TRIPAS DE FRAILE / TOMÁS DE HÍJAR ORNELAS, PBRO.
Me ha dado Dios licencia de peregrinar de Roma a Santiago de Compostela durante el mes de junio de este año en curso 2013. Todo comenzó la mañana del 29 de mayo en la plaza de San Pedro, en el Vaticano, donde uno más entre millares de peregrinos, pude ver la ternura del Papa Francisco; me conmovió sobremanera que, pese al inesperado chubasco que se nos vino encima, el obispo de Roma, como gusta llamarse, rechazó el paraguas que le ofrecieron: quería compartir la misma suerte de sus ovejas.
¡Cuánto bien ha hecho en pocas semanas el Papa americano! Sin demérito de la obra de sus predecesores, no ha perdido el tiempo entregándose totalmente a una encomienda que con ese ritmo pronto le consumirá las fuerzas y la vida, pero ¿qué mejor forma de invertirla, sino dándola por Cristo para recobrarla de nuevo y no perderla más?

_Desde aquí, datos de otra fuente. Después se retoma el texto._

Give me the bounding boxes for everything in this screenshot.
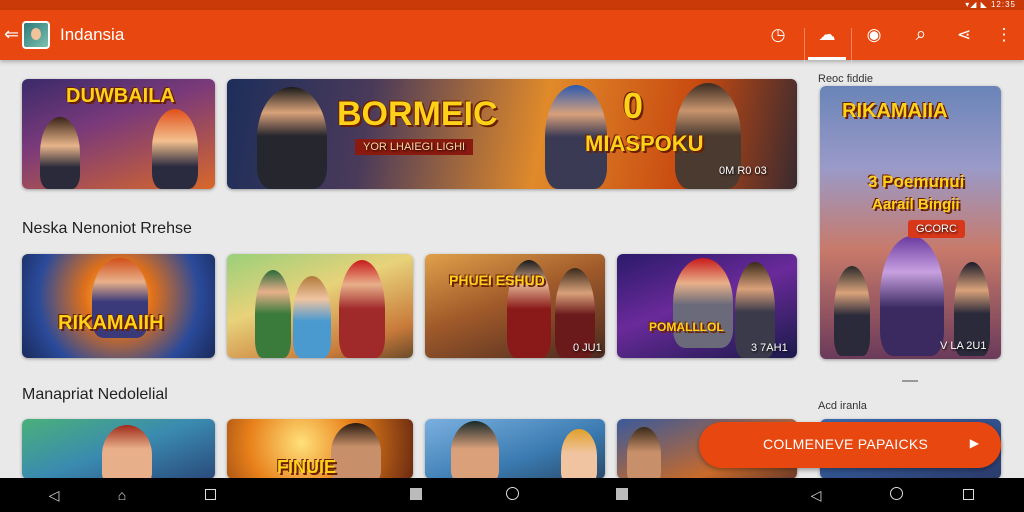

Con tal estímulo, recorrer a lomo de bicicleta poco menos de tres mil kilómetros no resultó para mí una proeza desmesurada. En el trayecto le tomé el pulso a la forma de vida y a la fe de los italianos, franceses y españoles. Constatando cómo Europa languidece, culpando todos a la clase política de una postración que les arrebató la primavera material que añoran quienes la perdieron y desean los que nunca tuvieron parte en ella.
A los jóvenes –pocos- esto les importa menos que divertirse. Dan la impresión de detestar el estilo de vida de sus mayores; forman guetos distantes, compactos y muy característicos por el atuendo, poses, ademanes y gustos…
Al templo van los adultos: muchos ancianos, algunas personas de edad madura, unos cuantos niños. Un alemán avecindado en Francia, Thorsten Heidemann, argüía que las nuevas generaciones rechazan a la Iglesia institucional por considerarla sólo boato, parafernalia y palabraría. Thorsten no practica; sin embargo, me acogió en su casa siendo yo un perfecto desconocido, y me hizo el estupendo regalo de una cruz con la frase de san Francisco de Sales: «Jesús es todo para mí y yo soy todo en Jesús» que usé de signo y divisa el resto del camino.
«No tengo miedo a la acción de los malos, sino al cansancio de los buenos», llegó a decir el Papa Pío XII en una de sus homilías del año 1943, cuando la gran hecatombe que hizo trizas a Europa desgarraba aún lo más hondo de esa civilización como nunca antes conflagración alguna lo había hecho.
¡Cuánta verdad hay en sus palabras! Es la sal que cuando se vuelve insípida sólo sirve para que la pisen los viandantes.
Hace unos meses, en octubre del 2012, el todavía arzobispo de Buenos Aires, cardenal Jorge Mario Bergoglio, aludía a este tema, denunciando «la mundanidad espiritual y al clericalismo, [posturas] ambas que van enclaustrando a la Iglesia hacia dentro, convirtiéndola no en una Iglesia que camina y que dialoga, sino en una Iglesia autorreferencial que se va esterilizando poco a poco y se vuelve incapaz de ser fecunda porque pierde dos cosas fundamentales que la hacen madre: la capacidad de sorpresa y la ternura».
Contra todo pronóstico mundano, podemos razonablemente conjeturar que un nuevo brote de fe cristiana se alzará de las cenizas que el materialismo rampante ha dejado luego de consumir la fe que Europa trasplantó a cuatro de los cinco continentes, y que ahora, desde uno de ellos, América, recibe en la persona del Papa Francisco la frescura de una voz trepidante y convincente.